Now, in order to predict which of the two atoms, if any, will attract these bonding electrons more you have to look at electronegativity values.

An atom's electronegativity essentially tells you how capable of attracting bonding electrons that respective atom will be.

So, in your case, you have three different atoms, carbon, phosphorus, and chlorine, all bonded to oxygen.

The periodic trends in electronegativity are as follows

  • electronegativity increases when moving left to right across a period
  • electronegativity decreases when moving top to bottom in a group

So, use these two trends to see if you can establish a relationship between the electronegativity values of these atoms.

Oxygen and carbon are in the same period, so the one further to the right, in this case oxygen, will be more electronegative.

The same goes for phosphorus and chlorine, whith chlorine, the one further to the right, being more electronegative.

You know that

#{ (EN_O > EN_C), (EN_(Cl) > EN_P) :}#

None of your four atoms share a group, but you can use the fct that second-period atoms have larger atomic radii to determine that the electronegativity of phosphorus will be smaller than that of carbon and the electronegativity of chlorine will be smaller than that of oxygen.
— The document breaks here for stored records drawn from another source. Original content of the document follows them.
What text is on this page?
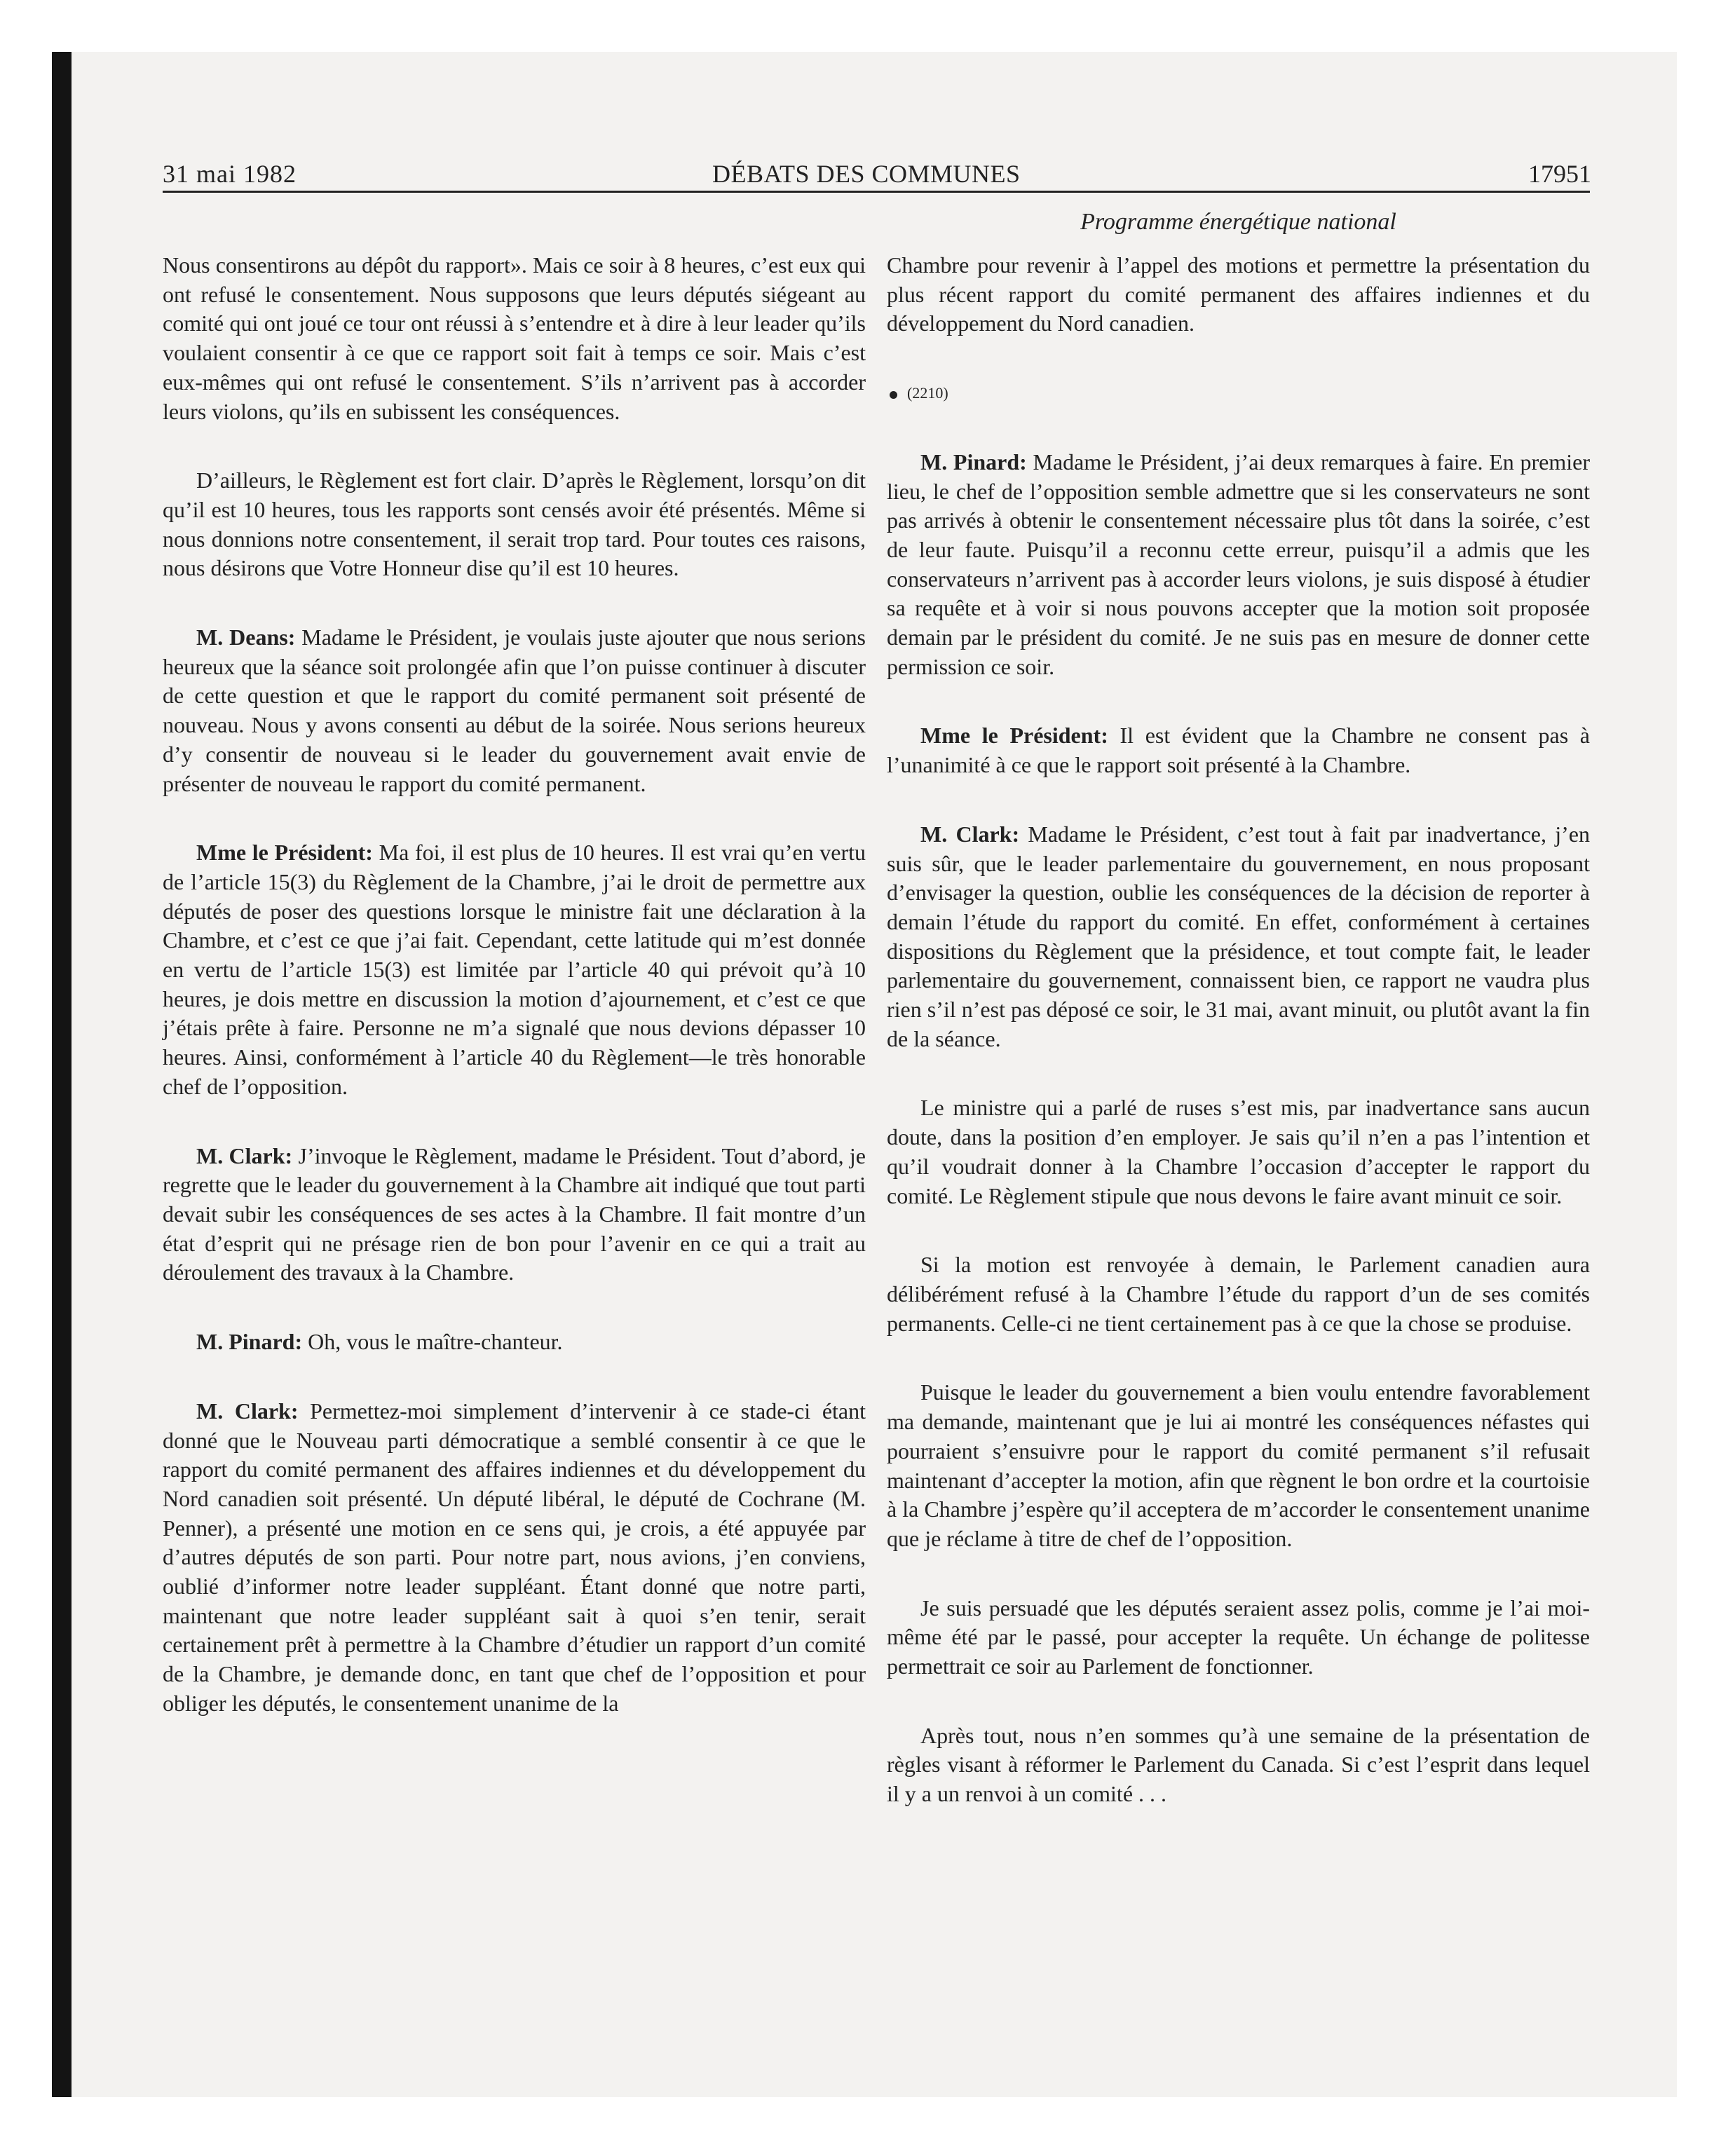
31 mai 1982	DÉBATS DES COMMUNES	17951
Programme énergétique national

Nous consentirons au dépôt du rapport». Mais ce soir à 8 heures, c’est eux qui ont refusé le consentement. Nous supposons que leurs députés siégeant au comité qui ont joué ce tour ont réussi à s’entendre et à dire à leur leader qu’ils voulaient consentir à ce que ce rapport soit fait à temps ce soir. Mais c’est eux-mêmes qui ont refusé le consentement. S’ils n’arrivent pas à accorder leurs violons, qu’ils en subissent les conséquences.

D’ailleurs, le Règlement est fort clair. D’après le Règlement, lorsqu’on dit qu’il est 10 heures, tous les rapports sont censés avoir été présentés. Même si nous donnions notre consentement, il serait trop tard. Pour toutes ces raisons, nous désirons que Votre Honneur dise qu’il est 10 heures.

M. Deans: Madame le Président, je voulais juste ajouter que nous serions heureux que la séance soit prolongée afin que l’on puisse continuer à discuter de cette question et que le rapport du comité permanent soit présenté de nouveau. Nous y avons consenti au début de la soirée. Nous serions heureux d’y consentir de nouveau si le leader du gouvernement avait envie de présenter de nouveau le rapport du comité permanent.

Mme le Président: Ma foi, il est plus de 10 heures. Il est vrai qu’en vertu de l’article 15(3) du Règlement de la Chambre, j’ai le droit de permettre aux députés de poser des questions lorsque le ministre fait une déclaration à la Chambre, et c’est ce que j’ai fait. Cependant, cette latitude qui m’est donnée en vertu de l’article 15(3) est limitée par l’article 40 qui prévoit qu’à 10 heures, je dois mettre en discussion la motion d’ajournement, et c’est ce que j’étais prête à faire. Personne ne m’a signalé que nous devions dépasser 10 heures. Ainsi, conformément à l’article 40 du Règlement—le très honorable chef de l’opposition.

M. Clark: J’invoque le Règlement, madame le Président. Tout d’abord, je regrette que le leader du gouvernement à la Chambre ait indiqué que tout parti devait subir les conséquences de ses actes à la Chambre. Il fait montre d’un état d’esprit qui ne présage rien de bon pour l’avenir en ce qui a trait au déroulement des travaux à la Chambre.

M. Pinard: Oh, vous le maître-chanteur.

M. Clark: Permettez-moi simplement d’intervenir à ce stade-ci étant donné que le Nouveau parti démocratique a semblé consentir à ce que le rapport du comité permanent des affaires indiennes et du développement du Nord canadien soit présenté. Un député libéral, le député de Cochrane (M. Penner), a présenté une motion en ce sens qui, je crois, a été appuyée par d’autres députés de son parti. Pour notre part, nous avions, j’en conviens, oublié d’informer notre leader suppléant. Étant donné que notre parti, maintenant que notre leader suppléant sait à quoi s’en tenir, serait certainement prêt à permettre à la Chambre d’étudier un rapport d’un comité de la Chambre, je demande donc, en tant que chef de l’opposition et pour obliger les députés, le consentement unanime de la

Chambre pour revenir à l’appel des motions et permettre la présentation du plus récent rapport du comité permanent des affaires indiennes et du développement du Nord canadien.

(2210)

M. Pinard: Madame le Président, j’ai deux remarques à faire. En premier lieu, le chef de l’opposition semble admettre que si les conservateurs ne sont pas arrivés à obtenir le consentement nécessaire plus tôt dans la soirée, c’est de leur faute. Puisqu’il a reconnu cette erreur, puisqu’il a admis que les conservateurs n’arrivent pas à accorder leurs violons, je suis disposé à étudier sa requête et à voir si nous pouvons accepter que la motion soit proposée demain par le président du comité. Je ne suis pas en mesure de donner cette permission ce soir.

Mme le Président: Il est évident que la Chambre ne consent pas à l’unanimité à ce que le rapport soit présenté à la Chambre.

M. Clark: Madame le Président, c’est tout à fait par inadvertance, j’en suis sûr, que le leader parlementaire du gouvernement, en nous proposant d’envisager la question, oublie les conséquences de la décision de reporter à demain l’étude du rapport du comité. En effet, conformément à certaines dispositions du Règlement que la présidence, et tout compte fait, le leader parlementaire du gouvernement, connaissent bien, ce rapport ne vaudra plus rien s’il n’est pas déposé ce soir, le 31 mai, avant minuit, ou plutôt avant la fin de la séance.

Le ministre qui a parlé de ruses s’est mis, par inadvertance sans aucun doute, dans la position d’en employer. Je sais qu’il n’en a pas l’intention et qu’il voudrait donner à la Chambre l’occasion d’accepter le rapport du comité. Le Règlement stipule que nous devons le faire avant minuit ce soir.

Si la motion est renvoyée à demain, le Parlement canadien aura délibérément refusé à la Chambre l’étude du rapport d’un de ses comités permanents. Celle-ci ne tient certainement pas à ce que la chose se produise.

Puisque le leader du gouvernement a bien voulu entendre favorablement ma demande, maintenant que je lui ai montré les conséquences néfastes qui pourraient s’ensuivre pour le rapport du comité permanent s’il refusait maintenant d’accepter la motion, afin que règnent le bon ordre et la courtoisie à la Chambre j’espère qu’il acceptera de m’accorder le consentement unanime que je réclame à titre de chef de l’opposition.

Je suis persuadé que les députés seraient assez polis, comme je l’ai moi-même été par le passé, pour accepter la requête. Un échange de politesse permettrait ce soir au Parlement de fonctionner.

Après tout, nous n’en sommes qu’à une semaine de la présentation de règles visant à réformer le Parlement du Canada. Si c’est l’esprit dans lequel il y a un renvoi à un comité . . .
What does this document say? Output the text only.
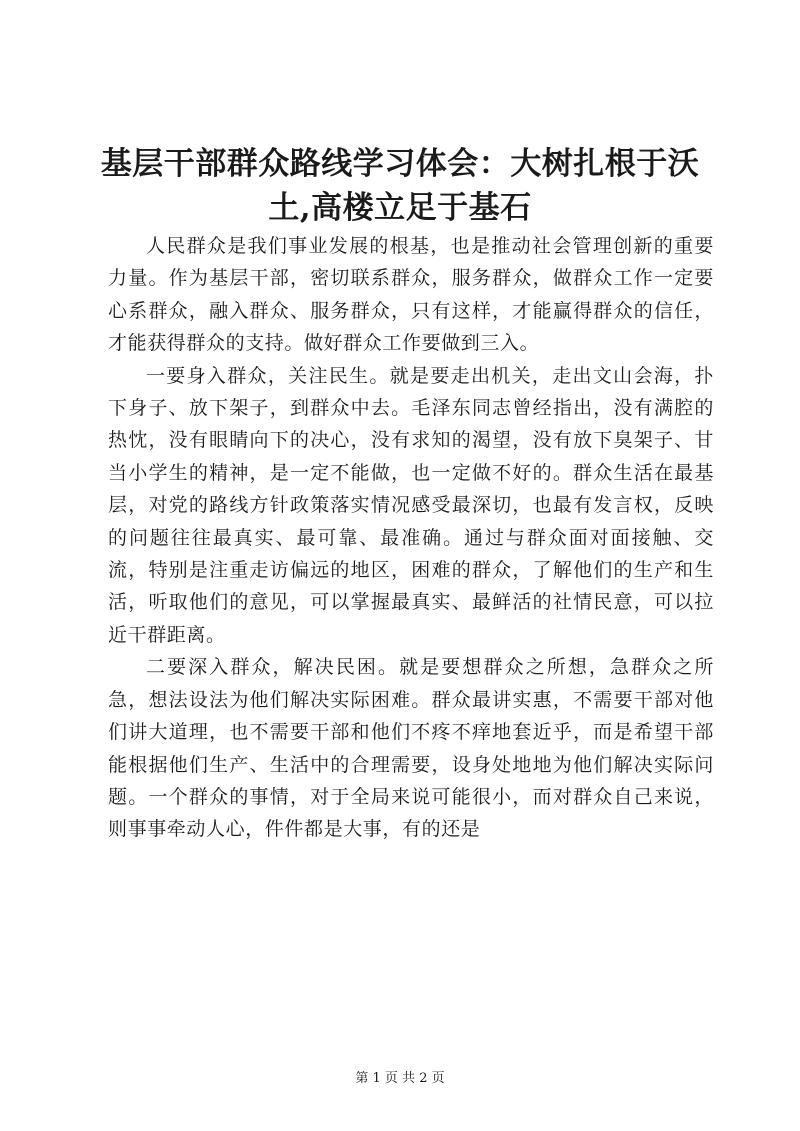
基层干部群众路线学习体会：大树扎根于沃土,高楼立足于基石

人民群众是我们事业发展的根基，也是推动社会管理创新的重要力量。作为基层干部，密切联系群众，服务群众，做群众工作一定要心系群众，融入群众、服务群众，只有这样，才能赢得群众的信任，才能获得群众的支持。做好群众工作要做到三入。

一要身入群众，关注民生。就是要走出机关，走出文山会海，扑下身子、放下架子，到群众中去。毛泽东同志曾经指出，没有满腔的热忱，没有眼睛向下的决心，没有求知的渴望，没有放下臭架子、甘当小学生的精神，是一定不能做，也一定做不好的。群众生活在最基层，对党的路线方针政策落实情况感受最深切，也最有发言权，反映的问题往往最真实、最可靠、最准确。通过与群众面对面接触、交流，特别是注重走访偏远的地区，困难的群众，了解他们的生产和生活，听取他们的意见，可以掌握最真实、最鲜活的社情民意，可以拉近干群距离。

二要深入群众，解决民困。就是要想群众之所想，急群众之所急，想法设法为他们解决实际困难。群众最讲实惠，不需要干部对他们讲大道理，也不需要干部和他们不疼不痒地套近乎，而是希望干部能根据他们生产、生活中的合理需要，设身处地地为他们解决实际问题。一个群众的事情，对于全局来说可能很小，而对群众自己来说，则事事牵动人心，件件都是大事，有的还是

第 1 页 共 2 页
So, if you combine all this information, you'll get

#EN_P < EN_C < EN_(Cl) < EN_O#

Now for the polarity of bonds. The bigger the difference between oxygen and the other atom's electronegativity values, the more polar the bond will be.

This means that, in order of increasing polarity, you can arrange these bonds like this

#color(green)("Cl-O" < "C-O" < "P-O")#

Alternatively, you can consult the actual electronegativity values

http://www.f.u-tokyo.ac.jp/~fukuyama/interactive_trial/virtual%20textbook/electronegativity/electronegativity.html

and confirm that we've got the order right.